Digital Payments

Why Cash Is No Longer King In The Country Of Jordan

Middle East startup business

Digital commerce was undeniably progressing in the Middle East and North Africa (MENA) in the pre-COVID world – particularly in Jordan, CEO Imad Aloyoun of Jordanian payments platform Dinarak told PYMNTS in a recent conversation. But Aloyoun said it was happening unevenly. Women, refugees, the poor and the young had historically had low inclusion in Jordan’s banking system because there’s no good onboarding process for them – but mobile-phone penetration runs deep across Jordanian society, even among critically underbanked segments.

“That presents a really perfect opportunity,” Aloyoun said. Or at least it presents the start of one, as it pushed Jordan’s central bank to develop JoMoPay, the nation’s national mobile payment system.

Designed as part of the central bank’s national financial-inclusion strategy, JoMoPay provides the regulatory framework under which Dinarak operates. The system also allows for interoperability across the various payment service providers emerging in the Jordanian landscape.

Aloyoun said JoMoPay has created the infrastructure necessary to allow more Jordanians to actively participate in the country’s financial and commerce systems. But he said it took COVID-19 to provide the impetus for consumers and businesses to significantly adopt digital payments — and set the stage for a reimagined commerce future in Jordan specifically and MENA in general.

An Overnight Change

Aloyoun said Jordanian consumers had been avid participants in international eCommerce before COVID-19. But he said that eased off as the pandemic hit and consumers began thinking much more locally when it came to transacting digitally.

But moving to local digital commerce represented something of a cultural shift for the country. “Jordan is a cash culture,” Aloyoun said. “People believe that cash is king.”

That was particularly true when it came to paying for goods locally. Even if consumers ordered goods online, their preference was to pay in cash upon delivery, Aloyoun said.
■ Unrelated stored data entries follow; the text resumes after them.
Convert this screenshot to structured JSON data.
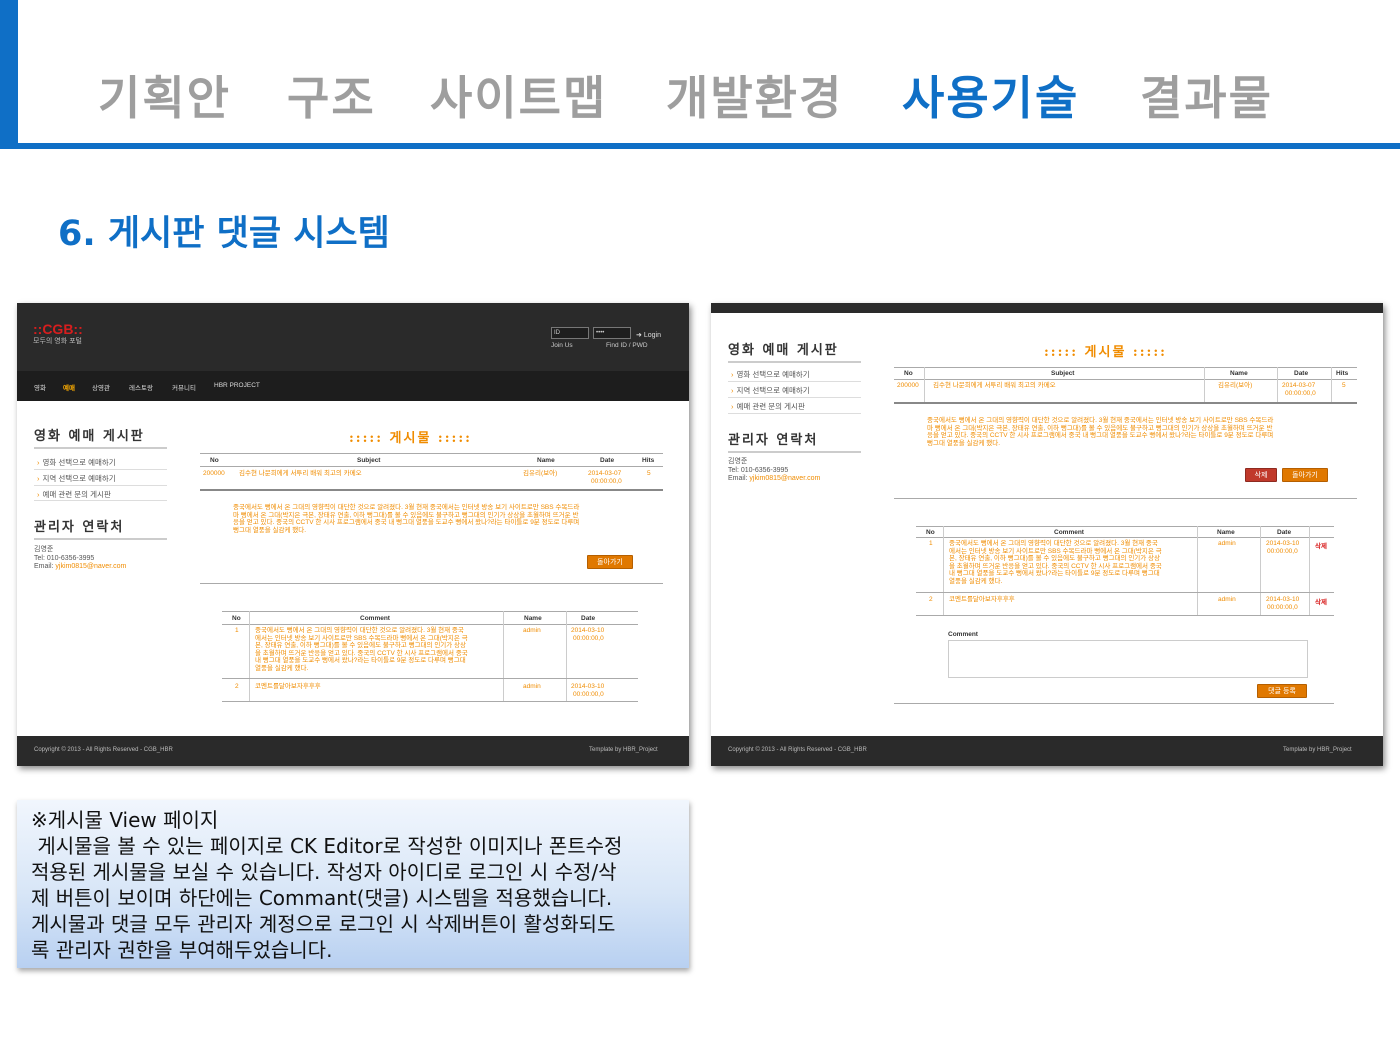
{
  "header": {
    "tabs": [
      {
        "label": "기획안",
        "active": false
      },
      {
        "label": "구조",
        "active": false
      },
      {
        "label": "사이트맵",
        "active": false
      },
      {
        "label": "개발환경",
        "active": false
      },
      {
        "label": "사용기술",
        "active": true
      },
      {
        "label": "결과물",
        "active": false
      }
    ],
    "accent_color": "#0f6fc6"
  },
  "section_title": "6. 게시판 댓글 시스템",
  "site": {
    "logo": "::CGB::",
    "tagline": "모두의 영화 포털",
    "id_placeholder": "ID",
    "pw_value": "••••",
    "login_label": "Login",
    "join_us": "Join Us",
    "find_id": "Find ID / PWD",
    "menu": [
      "영화",
      "예매",
      "상영관",
      "레스토랑",
      "커뮤니티",
      "HBR PROJECT"
    ],
    "sidebar_title": "영화 예매 게시판",
    "sidebar_items": [
      "영화 선택으로 예매하기",
      "지역 선택으로 예매하기",
      "예매 관련 문의 게시판"
    ],
    "contact_title": "관리자 연락처",
    "contact_name": "김영준",
    "contact_tel": "Tel: 010-6356-3995",
    "contact_email_label": "Email:",
    "contact_email": "yjkim0815@naver.com",
    "board_title": ":::::  게시물  :::::",
    "table_headers": {
      "no": "No",
      "subject": "Subject",
      "name": "Name",
      "date": "Date",
      "hits": "Hits"
    },
    "post": {
      "no": "200000",
      "subject": "김수현 나문희에게 서투리 배워 최고의 카메오",
      "name": "김유리(보아)",
      "date1": "2014-03-07",
      "date2": "00:00:00,0",
      "hits": "5"
    },
    "post_body": [
      "중국에서도 뻥에서 온 그대의 영향력이 대단한 것으로 알려졌다. 3월 현재 중국에서는 인터넷 방송 보기 사이트로만 SBS 수목드라",
      "마 뻥에서 온 그대(박지은 극본, 장태유 연출, 이하 뻥그대)를 볼 수 있음에도 불구하고 뻥그대의 인기가 상상을 초월하며 뜨거운 반",
      "응을 얻고 있다. 중국의 CCTV 한 시사 프로그램에서 중국 내 뻥그대 열풍을 도교수 뻥에서 왔나?라는 타이틀로 9분 정도로 다루며",
      "뻥그대 열풍을 실감케 했다."
    ],
    "post_body_narrow": [
      "중국에서도 뻥에서 온 그대의 영향력이 대단한 것으로 알려졌다. 3월 현재 중국에서는 인터넷 방송 보기 사이트로만 SBS 수목드라",
      "마 뻥에서 온 그대(박지은 극본, 장태유 연출, 이하 뻥그대)를 볼 수 있음에도 불구하고 뻥그대의 인기가 상상을 초월하며 뜨거운 반",
      "응을 얻고 있다. 중국의 CCTV 한 시사 프로그램에서 중국 내 뻥그대 열풍을 도교수 뻥에서 왔나?라는 타이틀로 9분 정도로 다루며",
      "뻥그대 열풍을 실감케 했다."
    ],
    "back_button": "돌아가기",
    "delete_button": "삭제",
    "comment_headers": {
      "no": "No",
      "comment": "Comment",
      "name": "Name",
      "date": "Date"
    },
    "comments": [
      {
        "no": "1",
        "lines": [
          "중국에서도 뻥에서 온 그대의 영향력이 대단한 것으로 알려졌다. 3월 현재 중국",
          "에서는 인터넷 방송 보기 사이트로만 SBS 수목드라마 뻥에서 온 그대(박지은 극",
          "본, 장태유 연출, 이하 뻥그대)를 볼 수 있음에도 불구하고 뻥그대의 인기가 상상",
          "을 초월하며 뜨거운 반응을 얻고 있다. 중국의 CCTV 한 시사 프로그램에서 중국",
          "내 뻥그대 열풍을 도교수 뻥에서 왔나?라는 타이틀로 9분 정도로 다루며 뻥그대",
          "열풍을 실감케 했다."
        ],
        "name": "admin",
        "date1": "2014-03-10",
        "date2": "00:00:00,0"
      },
      {
        "no": "2",
        "lines": [
          "코멘트를달아보자후후후"
        ],
        "name": "admin",
        "date1": "2014-03-10",
        "date2": "00:00:00,0"
      }
    ],
    "comment_delete": "삭제",
    "comment_input_label": "Comment",
    "comment_submit": "댓글 등록",
    "footer_left": "Copyright © 2013 - All Rights Reserved - CGB_HBR",
    "footer_right": "Template by HBR_Project"
  },
  "note": {
    "lines": [
      "※게시물 View 페이지",
      " 게시물을 볼 수 있는 페이지로 CK Editor로 작성한 이미지나 폰트수정",
      "적용된 게시물을 보실 수 있습니다. 작성자 아이디로 로그인 시 수정/삭",
      "제 버튼이 보이며 하단에는 Commant(댓글) 시스템을 적용했습니다.",
      "게시물과 댓글 모두 관리자 계정으로 로그인 시 삭제버튼이 활성화되도",
      "록 관리자 권한을 부여해두었습니다."
    ]
  }
}
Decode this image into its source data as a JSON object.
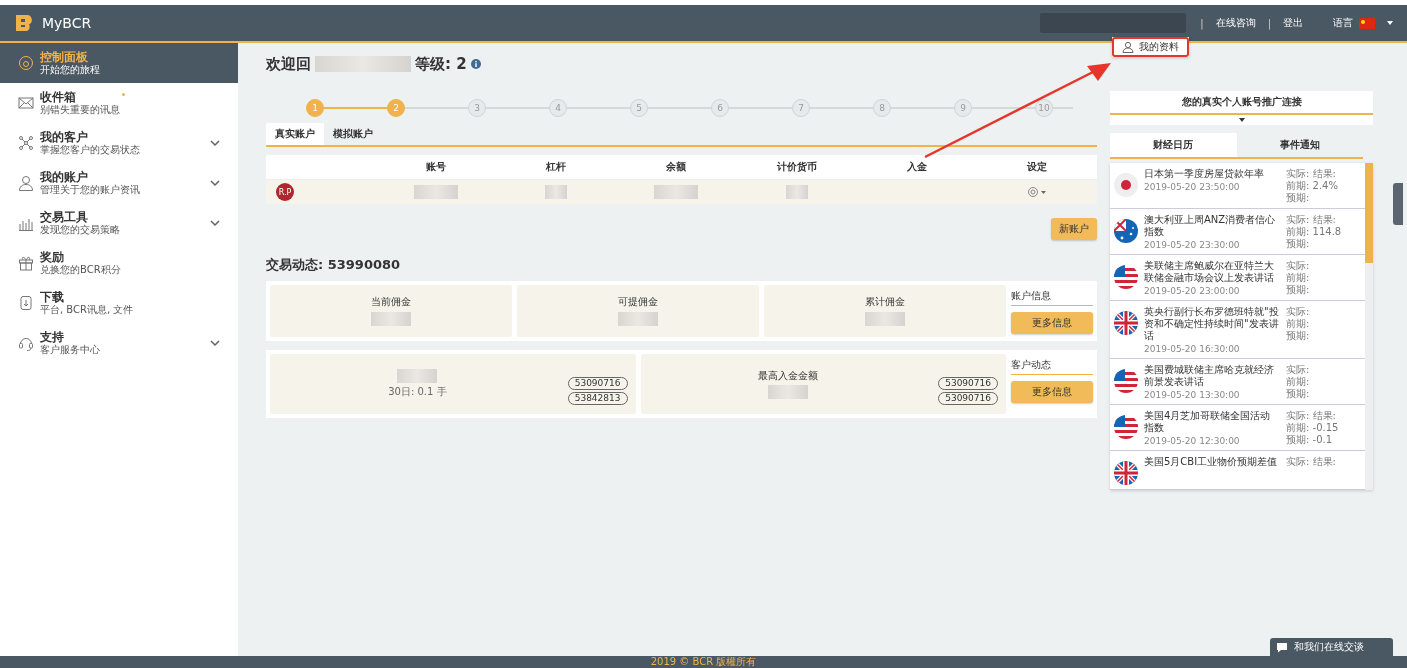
{
  "header": {
    "brand": "MyBCR",
    "links": [
      {
        "separator": "|",
        "label": "在线咨询"
      },
      {
        "separator": "|",
        "label": "登出"
      }
    ],
    "language": "语言",
    "user_menu": [
      {
        "label": "我的资料",
        "highlighted": true
      }
    ]
  },
  "sidebar": {
    "items": [
      {
        "kind": "gauge",
        "title": "控制面板",
        "subtitle": "开始您的旅程",
        "selected": true,
        "expandable": false,
        "dot": false
      },
      {
        "kind": "mail",
        "title": "收件箱",
        "subtitle": "别错失重要的讯息",
        "selected": false,
        "expandable": false,
        "dot": true
      },
      {
        "kind": "network",
        "title": "我的客户",
        "subtitle": "掌握您客户的交易状态",
        "selected": false,
        "expandable": true,
        "dot": false
      },
      {
        "kind": "user",
        "title": "我的账户",
        "subtitle": "管理关于您的账户资讯",
        "selected": false,
        "expandable": true,
        "dot": false
      },
      {
        "kind": "chart",
        "title": "交易工具",
        "subtitle": "发现您的交易策略",
        "selected": false,
        "expandable": true,
        "dot": false
      },
      {
        "kind": "gift",
        "title": "奖励",
        "subtitle": "兑换您的BCR积分",
        "selected": false,
        "expandable": false,
        "dot": false
      },
      {
        "kind": "download",
        "title": "下载",
        "subtitle": "平台, BCR讯息, 文件",
        "selected": false,
        "expandable": false,
        "dot": false
      },
      {
        "kind": "headset",
        "title": "支持",
        "subtitle": "客户服务中心",
        "selected": false,
        "expandable": true,
        "dot": false
      }
    ]
  },
  "welcome": {
    "greeting": "欢迎回",
    "level_label": "等级: 2"
  },
  "steps": [
    {
      "label": "1",
      "reached": true
    },
    {
      "label": "2",
      "reached": true
    },
    {
      "label": "3",
      "reached": false
    },
    {
      "label": "4",
      "reached": false
    },
    {
      "label": "5",
      "reached": false
    },
    {
      "label": "6",
      "reached": false
    },
    {
      "label": "7",
      "reached": false
    },
    {
      "label": "8",
      "reached": false
    },
    {
      "label": "9",
      "reached": false
    },
    {
      "label": "10",
      "reached": false
    }
  ],
  "account_tabs": [
    {
      "label": "真实账户",
      "selected": true
    },
    {
      "label": "模拟账户",
      "selected": false
    }
  ],
  "accounts_table": {
    "columns": [
      "账号",
      "杠杆",
      "余额",
      "计价货币",
      "入金",
      "设定"
    ],
    "rows": [
      {
        "badge": "R.P"
      }
    ]
  },
  "new_account_button": "新账户",
  "activity": {
    "title": "交易动态: 53990080",
    "row_1": {
      "cards": [
        {
          "label": "当前佣金"
        },
        {
          "label": "可提佣金"
        },
        {
          "label": "累计佣金"
        }
      ],
      "side_title": "账户信息",
      "button": "更多信息"
    },
    "row_2": {
      "cards": [
        {
          "note": "30日: 0.1 手",
          "tags": [
            "53090716",
            "53842813"
          ]
        },
        {
          "label": "最高入金金额",
          "tags": [
            "53090716",
            "53090716"
          ]
        }
      ],
      "side_title": "客户动态",
      "button": "更多信息"
    }
  },
  "referral": {
    "title": "您的真实个人账号推广连接"
  },
  "calendar_tabs": [
    {
      "label": "财经日历",
      "selected": true
    },
    {
      "label": "事件通知",
      "selected": false
    }
  ],
  "calendar": [
    {
      "kind": "japan",
      "title": "日本第一季度房屋贷款年率",
      "time": "2019-05-20 23:50:00",
      "stats": [
        "实际: 结果:",
        "前期: 2.4%",
        "预期:"
      ]
    },
    {
      "kind": "australia",
      "title": "澳大利亚上周ANZ消费者信心指数",
      "time": "2019-05-20 23:30:00",
      "stats": [
        "实际: 结果:",
        "前期: 114.8",
        "预期:"
      ]
    },
    {
      "kind": "usa",
      "title": "美联储主席鲍威尔在亚特兰大联储金融市场会议上发表讲话",
      "time": "2019-05-20 23:00:00",
      "stats": [
        "实际:",
        "前期:",
        "预期:"
      ]
    },
    {
      "kind": "uk",
      "title": "英央行副行长布罗德班特就\"投资和不确定性持续时间\"发表讲话",
      "time": "2019-05-20 16:30:00",
      "stats": [
        "实际:",
        "前期:",
        "预期:"
      ]
    },
    {
      "kind": "usa",
      "title": "美国费城联储主席哈克就经济前景发表讲话",
      "time": "2019-05-20 13:30:00",
      "stats": [
        "实际:",
        "前期:",
        "预期:"
      ]
    },
    {
      "kind": "usa",
      "title": "美国4月芝加哥联储全国活动指数",
      "time": "2019-05-20 12:30:00",
      "stats": [
        "实际: 结果:",
        "前期: -0.15",
        "预期: -0.1"
      ]
    },
    {
      "kind": "uk",
      "title": "美国5月CBI工业物价预期差值",
      "stats": [
        "实际: 结果:"
      ]
    }
  ],
  "footer": "2019 © BCR 版權所有",
  "chat_button": "和我们在线交谈"
}
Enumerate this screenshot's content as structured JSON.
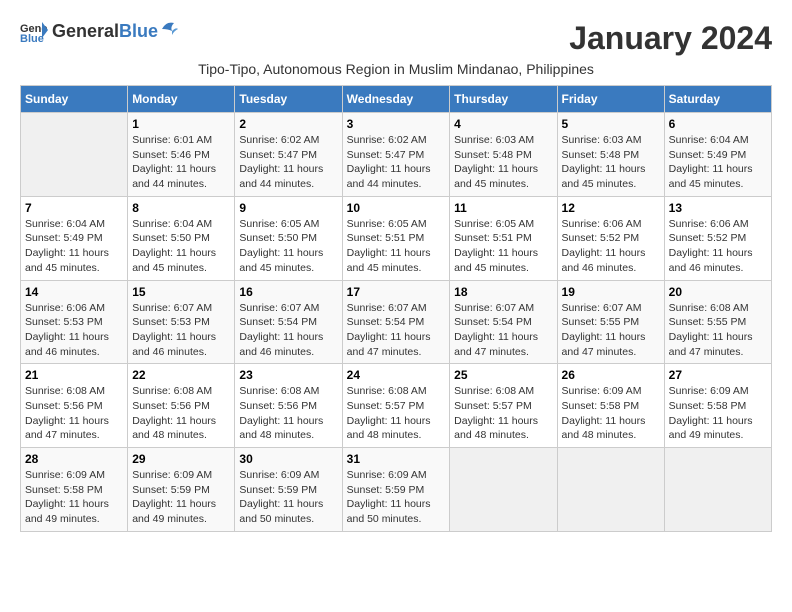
{
  "header": {
    "logo_general": "General",
    "logo_blue": "Blue",
    "month_title": "January 2024",
    "subtitle": "Tipo-Tipo, Autonomous Region in Muslim Mindanao, Philippines"
  },
  "calendar": {
    "days_of_week": [
      "Sunday",
      "Monday",
      "Tuesday",
      "Wednesday",
      "Thursday",
      "Friday",
      "Saturday"
    ],
    "weeks": [
      [
        {
          "day": "",
          "info": ""
        },
        {
          "day": "1",
          "info": "Sunrise: 6:01 AM\nSunset: 5:46 PM\nDaylight: 11 hours and 44 minutes."
        },
        {
          "day": "2",
          "info": "Sunrise: 6:02 AM\nSunset: 5:47 PM\nDaylight: 11 hours and 44 minutes."
        },
        {
          "day": "3",
          "info": "Sunrise: 6:02 AM\nSunset: 5:47 PM\nDaylight: 11 hours and 44 minutes."
        },
        {
          "day": "4",
          "info": "Sunrise: 6:03 AM\nSunset: 5:48 PM\nDaylight: 11 hours and 45 minutes."
        },
        {
          "day": "5",
          "info": "Sunrise: 6:03 AM\nSunset: 5:48 PM\nDaylight: 11 hours and 45 minutes."
        },
        {
          "day": "6",
          "info": "Sunrise: 6:04 AM\nSunset: 5:49 PM\nDaylight: 11 hours and 45 minutes."
        }
      ],
      [
        {
          "day": "7",
          "info": "Sunrise: 6:04 AM\nSunset: 5:49 PM\nDaylight: 11 hours and 45 minutes."
        },
        {
          "day": "8",
          "info": "Sunrise: 6:04 AM\nSunset: 5:50 PM\nDaylight: 11 hours and 45 minutes."
        },
        {
          "day": "9",
          "info": "Sunrise: 6:05 AM\nSunset: 5:50 PM\nDaylight: 11 hours and 45 minutes."
        },
        {
          "day": "10",
          "info": "Sunrise: 6:05 AM\nSunset: 5:51 PM\nDaylight: 11 hours and 45 minutes."
        },
        {
          "day": "11",
          "info": "Sunrise: 6:05 AM\nSunset: 5:51 PM\nDaylight: 11 hours and 45 minutes."
        },
        {
          "day": "12",
          "info": "Sunrise: 6:06 AM\nSunset: 5:52 PM\nDaylight: 11 hours and 46 minutes."
        },
        {
          "day": "13",
          "info": "Sunrise: 6:06 AM\nSunset: 5:52 PM\nDaylight: 11 hours and 46 minutes."
        }
      ],
      [
        {
          "day": "14",
          "info": "Sunrise: 6:06 AM\nSunset: 5:53 PM\nDaylight: 11 hours and 46 minutes."
        },
        {
          "day": "15",
          "info": "Sunrise: 6:07 AM\nSunset: 5:53 PM\nDaylight: 11 hours and 46 minutes."
        },
        {
          "day": "16",
          "info": "Sunrise: 6:07 AM\nSunset: 5:54 PM\nDaylight: 11 hours and 46 minutes."
        },
        {
          "day": "17",
          "info": "Sunrise: 6:07 AM\nSunset: 5:54 PM\nDaylight: 11 hours and 47 minutes."
        },
        {
          "day": "18",
          "info": "Sunrise: 6:07 AM\nSunset: 5:54 PM\nDaylight: 11 hours and 47 minutes."
        },
        {
          "day": "19",
          "info": "Sunrise: 6:07 AM\nSunset: 5:55 PM\nDaylight: 11 hours and 47 minutes."
        },
        {
          "day": "20",
          "info": "Sunrise: 6:08 AM\nSunset: 5:55 PM\nDaylight: 11 hours and 47 minutes."
        }
      ],
      [
        {
          "day": "21",
          "info": "Sunrise: 6:08 AM\nSunset: 5:56 PM\nDaylight: 11 hours and 47 minutes."
        },
        {
          "day": "22",
          "info": "Sunrise: 6:08 AM\nSunset: 5:56 PM\nDaylight: 11 hours and 48 minutes."
        },
        {
          "day": "23",
          "info": "Sunrise: 6:08 AM\nSunset: 5:56 PM\nDaylight: 11 hours and 48 minutes."
        },
        {
          "day": "24",
          "info": "Sunrise: 6:08 AM\nSunset: 5:57 PM\nDaylight: 11 hours and 48 minutes."
        },
        {
          "day": "25",
          "info": "Sunrise: 6:08 AM\nSunset: 5:57 PM\nDaylight: 11 hours and 48 minutes."
        },
        {
          "day": "26",
          "info": "Sunrise: 6:09 AM\nSunset: 5:58 PM\nDaylight: 11 hours and 48 minutes."
        },
        {
          "day": "27",
          "info": "Sunrise: 6:09 AM\nSunset: 5:58 PM\nDaylight: 11 hours and 49 minutes."
        }
      ],
      [
        {
          "day": "28",
          "info": "Sunrise: 6:09 AM\nSunset: 5:58 PM\nDaylight: 11 hours and 49 minutes."
        },
        {
          "day": "29",
          "info": "Sunrise: 6:09 AM\nSunset: 5:59 PM\nDaylight: 11 hours and 49 minutes."
        },
        {
          "day": "30",
          "info": "Sunrise: 6:09 AM\nSunset: 5:59 PM\nDaylight: 11 hours and 50 minutes."
        },
        {
          "day": "31",
          "info": "Sunrise: 6:09 AM\nSunset: 5:59 PM\nDaylight: 11 hours and 50 minutes."
        },
        {
          "day": "",
          "info": ""
        },
        {
          "day": "",
          "info": ""
        },
        {
          "day": "",
          "info": ""
        }
      ]
    ]
  }
}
But the pandemic, the resulting shop closures and concerns about handling “dirty” cash pushed many consumers to reconsider that, and Dinarak’s mobile-wallet app has gone from roughly 300,000 customers before COVID-19 to more than 1 million today.

“Unfortunately, it took a pandemic for this mass adoption to happen,” Aloyoun said. “However, something good came out of this, and I think this will have lasting effects that are really positive and empowering on a socioeconomic level regarding digital payment in general.”

He said the ability to pay and be paid digitally opens up doors in Jordan that had hitherto been closed to both consumers and entrepreneurs. Aloyoun said the nation’s best asset remains its human capital, but he’s seen many entrepreneurs fail with businesses that would have been successful but for the nation’s lacking financial infrastructure.

However, Aloyoun said mobile banking is finally helping put that infrastructure in place as COVID-19 changes the requirements of both consumers and sellers.

Building Better Payments And Banking Services 

When Jordanians are shopping for fresh foods, they’re less likely to head off to massive supermarkets than to hit local specialty shops every few days to grab fruits, veggies and grains.

Aloyoun said that until very recently, one was certain to need cash for those stores — but not any more, at least not where merchants have embraced QR codes.

He said Dinarak started promoting QR codes systems to merchants about two months ago, and almost 90 percent of merchants who’ve signed up are “really small shops — small produce shops, grocery stores [or] barber shops. That is our target segment from a merchant point of view.”

But Aloyoun said the question isn’t so much what Dinarak can do today with such systems, but what it can build out in the future. He said dynamic QR codes are part of that road map, as is the development of additional banking services like micro-credit, insurance options and savings accounts.

Aloyoun said one area of particular interest for his firm is developing a marketplace of goods and services within its app. That would make it easier for consumers and merchants not only to transact, but would also give them a place to find each other and interact.

He said the goal is to develop the Dinarak platform so that it robustly offers consumers who’ve heretofore been excluded from the digitized world an easy and versatile access point from which to manage both their financial and commercial lives.